In 1940, the mathematician G. H. Hardy (1877–1947) published A Mathematician's Apology. The book’s title may sound peculiar, but Hardy, a mathematician with a classical education, used the term “apology'” in its original sense of explanation, not contrition: the book explained why someone would want to be a mathematician. Hardy gave a number of reasons, one of which was that “the great bulk of higher mathematics is useless” [Hardy 1940, p. 58].
Hardy's attitude should be set in its historical context: He wrote those words at the beginning of World War II. Thus, he took solace in the fact that while applied mathematics “facilitates . . . modern, scientific, ‘total’ war” [Hardy 1940, p. 61], someone engaged in pure mathematics could have a clear conscience: “No one has yet discovered any warlike purpose to be served by the theory of numbers or relativity” [Hardy 1940, p. 60].
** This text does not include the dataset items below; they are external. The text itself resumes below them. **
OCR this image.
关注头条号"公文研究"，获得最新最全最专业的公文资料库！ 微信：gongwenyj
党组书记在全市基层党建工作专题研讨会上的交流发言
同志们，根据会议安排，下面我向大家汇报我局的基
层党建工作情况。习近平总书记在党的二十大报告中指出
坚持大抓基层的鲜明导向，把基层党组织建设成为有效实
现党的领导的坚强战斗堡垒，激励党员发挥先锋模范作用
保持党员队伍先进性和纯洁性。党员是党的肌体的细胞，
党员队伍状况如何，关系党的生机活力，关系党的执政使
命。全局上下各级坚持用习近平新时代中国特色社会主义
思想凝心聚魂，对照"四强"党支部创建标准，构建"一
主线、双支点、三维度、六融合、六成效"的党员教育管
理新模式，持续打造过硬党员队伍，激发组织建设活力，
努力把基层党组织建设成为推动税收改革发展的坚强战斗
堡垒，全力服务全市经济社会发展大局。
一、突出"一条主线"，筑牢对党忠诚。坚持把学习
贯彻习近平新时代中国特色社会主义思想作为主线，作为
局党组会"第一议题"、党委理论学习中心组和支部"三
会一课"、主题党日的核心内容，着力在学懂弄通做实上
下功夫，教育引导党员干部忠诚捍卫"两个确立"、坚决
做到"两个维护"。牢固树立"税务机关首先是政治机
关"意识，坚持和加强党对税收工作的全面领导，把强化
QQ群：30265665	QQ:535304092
Of course, Hardy was wrong. Relativity makes GPS-guided “smart” bombs possible, and number theory is the basis for ransomware attacks on vital information. Indeed, one would be hard-pressed to find any subject that hasn't been conscripted for warlike purposes. The best we can hope for is that the good outweighs the bad; failing that, we can only hope that mathematics can be used to mitigate the harm.
In fact, even before Hardy wrote those words, abstract algebra—another “useless” area of mathematics according to Hardy—was being used in the war effort. In the early 1930s three Polish mathematicians, Marian Rejewski (1905–1980), Henryk Zygalski (1908–1978), and Jerzy Róẓycki (1909–1942), used the theory of permutations to break the encryption system used by the German military. After the invasion of Poland, the three scattered to different parts of free Europe to continue the fight against the Nazis. Their work was picked up by codebreakers at Bletchley Park where, most famously, a group including Alan Turing (1912–1954) built the “bombe,” an electromechanical computer that assisted in the codebreaking effort.[1]
In the activities presented in this article, we'll take a look at the Enigma machine and the role abstract algebra played in breaking its cryptographic system.
Figure 1. Left to right: Polish mathematicians Henryk Zygalski, Jerzy Róẓycki, and Marian Rejewski during a walk
at the University of Poznań in 1932. Adam Mickiewicz University (formerly the University of Poznań), public domain.
[1] Sadly, Róẓycki died when a ship carrying him and several other cryptographers sank in the Mediterranean. Zygalski and Rejewski eventually made it to England, but due to some particularly stupid bureaucratic decisions, they were prohibited from working at Bletchley Park.